Two brothers were trying to head back to WSU for class last Saturday when they were involved in a multicar crash.
Washington State University, by its own admission, almost never closes school, even in adverse weather.
The brothers, 21-year-old Justin Crawford and 18-year-old John Crawford were passengers in an SUV that rolled in a multicar crash on I-90 near Cle Elum as the car full of friends headed back to WSU in Pullman for the start of school.
Their fraternity brother, 19-year-old passenger Dashiell Mortell, died at the scene.
John, who was also a back passenger, has a severe and permanent injury to the back of his legs.
Front passenger Justin has serious injuries to his neck and ear.
They are now sharing a room at Harborview Medical Center.
KIRO 7's Maria Guerrero spoke with the father of the young men, James Crawford, about his sons and his take on the school's policy.
James Crawford said he is overwhelmed at the outpouring of support.
James Crawford: “And I just want to thank everyone for that.”
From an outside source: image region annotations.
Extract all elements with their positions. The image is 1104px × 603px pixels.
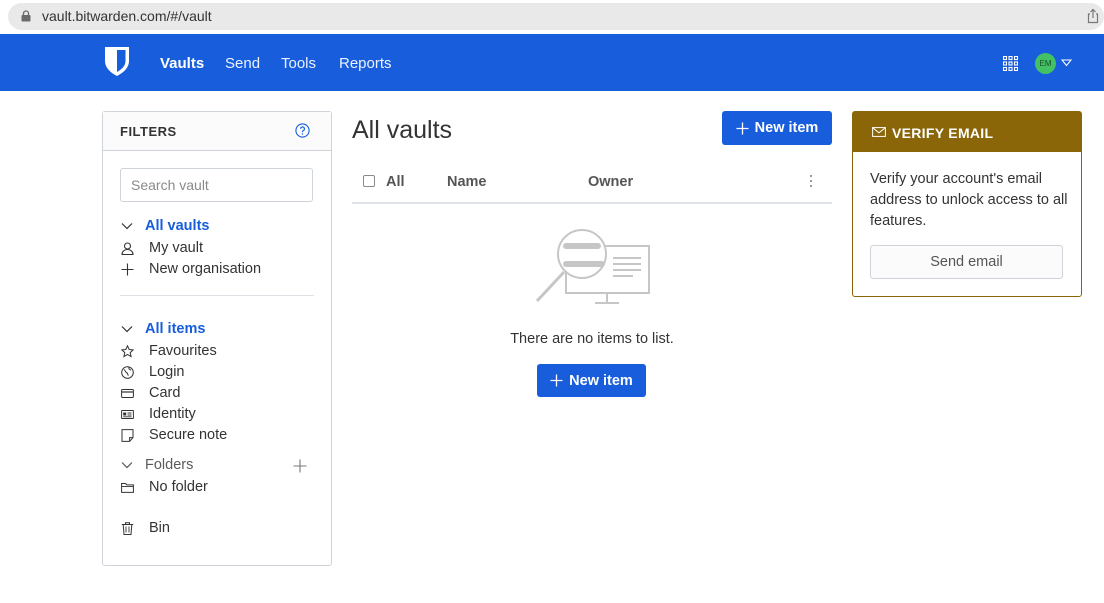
- identity-label: Identity: [149, 406, 196, 422]
- globe-icon: [121, 365, 134, 379]
- bin-label: Bin: [149, 520, 170, 536]
- bin-filter[interactable]: Bin: [121, 520, 170, 536]
- verify-email-header: VERIFY EMAIL: [853, 112, 1081, 152]
- empty-search-illustration-icon: [535, 229, 650, 304]
- folders-label: Folders: [145, 457, 194, 473]
- new-organisation-label: New organisation: [149, 261, 262, 277]
- card-filter[interactable]: Card: [121, 385, 180, 401]
- new-item-label: New item: [754, 120, 819, 136]
- send-email-button[interactable]: Send email: [870, 245, 1063, 279]
- avatar[interactable]: EM: [1035, 53, 1056, 74]
- new-item-button[interactable]: New item: [722, 111, 832, 145]
- select-all-checkbox[interactable]: [363, 175, 375, 187]
- folder-icon: [121, 482, 134, 493]
- credit-card-icon: [121, 388, 134, 398]
- card-label: Card: [149, 385, 181, 401]
- empty-new-item-button[interactable]: New item: [537, 364, 646, 397]
- user-icon: [121, 241, 134, 255]
- secure-note-filter[interactable]: Secure note: [121, 427, 227, 443]
- verify-email-message: Verify your account's email address to u…: [870, 171, 1068, 229]
- all-items-label: All items: [145, 321, 206, 337]
- favourites-label: Favourites: [149, 343, 217, 359]
- filters-panel: FILTERS All vaults My vault New organisa…: [102, 111, 332, 566]
- search-vault-input[interactable]: [120, 168, 313, 202]
- plus-icon: [121, 263, 134, 275]
- id-card-icon: [121, 409, 134, 419]
- no-folder-filter[interactable]: No folder: [121, 479, 208, 495]
- url-text[interactable]: vault.bitwarden.com/#/vault: [42, 8, 212, 24]
- empty-state-text: There are no items to list.: [510, 331, 674, 347]
- nav-tools[interactable]: Tools: [281, 55, 316, 72]
- chevron-down-icon: [121, 462, 133, 469]
- verify-email-card: VERIFY EMAIL Verify your account's email…: [852, 111, 1082, 297]
- column-owner[interactable]: Owner: [588, 174, 633, 190]
- new-organisation-filter[interactable]: New organisation: [121, 261, 261, 277]
- more-options-icon[interactable]: [809, 173, 813, 189]
- product-switcher-icon[interactable]: [1003, 56, 1018, 71]
- trash-icon: [121, 521, 134, 535]
- chevron-down-icon: [121, 223, 133, 230]
- note-icon: [121, 428, 134, 442]
- filters-header: FILTERS: [103, 112, 331, 151]
- top-navbar: Vaults Send Tools Reports EM: [0, 34, 1104, 91]
- nav-vaults[interactable]: Vaults: [160, 55, 204, 72]
- page-title: All vaults: [352, 116, 453, 144]
- filters-title: FILTERS: [120, 124, 177, 139]
- share-icon[interactable]: [1086, 8, 1100, 24]
- my-vault-label: My vault: [149, 240, 203, 256]
- all-vaults-label: All vaults: [145, 218, 210, 234]
- column-all: All: [386, 174, 405, 190]
- secure-note-label: Secure note: [149, 427, 228, 443]
- caret-down-icon[interactable]: [1061, 59, 1072, 67]
- empty-new-item-label: New item: [569, 372, 633, 389]
- star-icon: [121, 344, 134, 358]
- browser-url-bar: vault.bitwarden.com/#/vault: [0, 0, 1104, 34]
- login-filter[interactable]: Login: [121, 364, 184, 380]
- column-name[interactable]: Name: [447, 174, 487, 190]
- envelope-icon: [872, 127, 886, 137]
- chevron-down-icon: [121, 326, 133, 333]
- verify-email-title: VERIFY EMAIL: [892, 125, 994, 141]
- no-folder-label: No folder: [149, 479, 208, 495]
- lock-icon: [21, 10, 31, 22]
- all-items-filter[interactable]: All items: [121, 321, 205, 337]
- plus-icon: [550, 374, 563, 387]
- identity-filter[interactable]: Identity: [121, 406, 196, 422]
- favourites-filter[interactable]: Favourites: [121, 343, 217, 359]
- add-folder-icon[interactable]: [293, 459, 307, 473]
- table-header: All Name Owner: [352, 162, 832, 204]
- nav-send[interactable]: Send: [225, 55, 260, 72]
- all-vaults-filter[interactable]: All vaults: [121, 218, 209, 234]
- my-vault-filter[interactable]: My vault: [121, 240, 203, 256]
- nav-reports[interactable]: Reports: [339, 55, 392, 72]
- plus-icon: [736, 122, 749, 134]
- divider: [120, 295, 314, 296]
- help-icon[interactable]: [295, 123, 310, 138]
- bitwarden-logo-icon[interactable]: [104, 46, 130, 77]
- folders-filter[interactable]: Folders: [121, 457, 193, 473]
- login-label: Login: [149, 364, 185, 380]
Guerrero: “What led up to (the crash)?”
James Crawford: “Ah, it was just road conditions."
One day later, another student, 20-year-old Rachel Pomeroy, died in a crash on Highway 26, as she, too, drove back for the start of school.
WSU officials are defending their decision not to postpone the start of class, even in wintery weather,
leading many to criticize the university.
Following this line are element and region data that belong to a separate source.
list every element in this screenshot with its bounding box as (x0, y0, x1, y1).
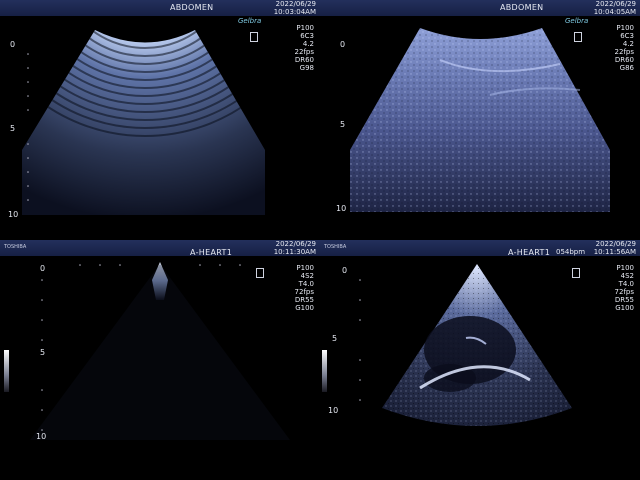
depth-mark-10: 10 (336, 204, 347, 213)
depth-mark-5: 5 (340, 120, 346, 129)
depth-mark-5: 5 (332, 334, 338, 343)
ultrasound-panel-1: ABDOMEN 2022/06/29 10:03:04AM Gelbra P10… (0, 0, 320, 240)
focus-marker-icon (250, 32, 258, 42)
focus-marker-icon (256, 268, 264, 278)
scan-image (22, 30, 265, 215)
scan-image (350, 28, 610, 212)
grayscale-bar (322, 350, 327, 392)
depth-mark-10: 10 (36, 432, 47, 441)
ultrasound-panel-4: TOSHIBA A-HEART1 054bpm 2022/06/29 10:11… (320, 240, 640, 480)
scan-image (359, 264, 572, 426)
grayscale-bar (4, 350, 9, 392)
focus-marker-icon (574, 32, 582, 42)
ultrasound-panel-3: TOSHIBA A-HEART1 2022/06/29 10:11:30AM P… (0, 240, 320, 480)
depth-mark-0: 0 (40, 264, 46, 273)
depth-mark-10: 10 (328, 406, 339, 415)
depth-mark-10: 10 (8, 210, 19, 219)
depth-mark-0: 0 (342, 266, 348, 275)
depth-mark-0: 0 (10, 40, 16, 49)
ultrasound-panel-2: ABDOMEN 2022/06/29 10:04:05AM Gelbra P10… (320, 0, 640, 240)
depth-mark-5: 5 (10, 124, 16, 133)
focus-marker-icon (572, 268, 580, 278)
depth-mark-0: 0 (340, 40, 346, 49)
depth-mark-5: 5 (40, 348, 46, 357)
scan-image (30, 262, 290, 440)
Guerrero asked James Crawford about his opinion on the policy.
James Crawford: "I do have some feelings but I'd rather keep those to myself at this time."
Crawford did say all the prayers from the community have reinforced something.
James Crawford: "That every day is precious. Every moment is precious. Love your kids and take care of them.”
There's an online petition calling on state officials to improve the roads leading in and out of Pullman.
WSU encourages students to take weather conditions into account when traveling.
Guerrero’s calls and emails to the university were not returned.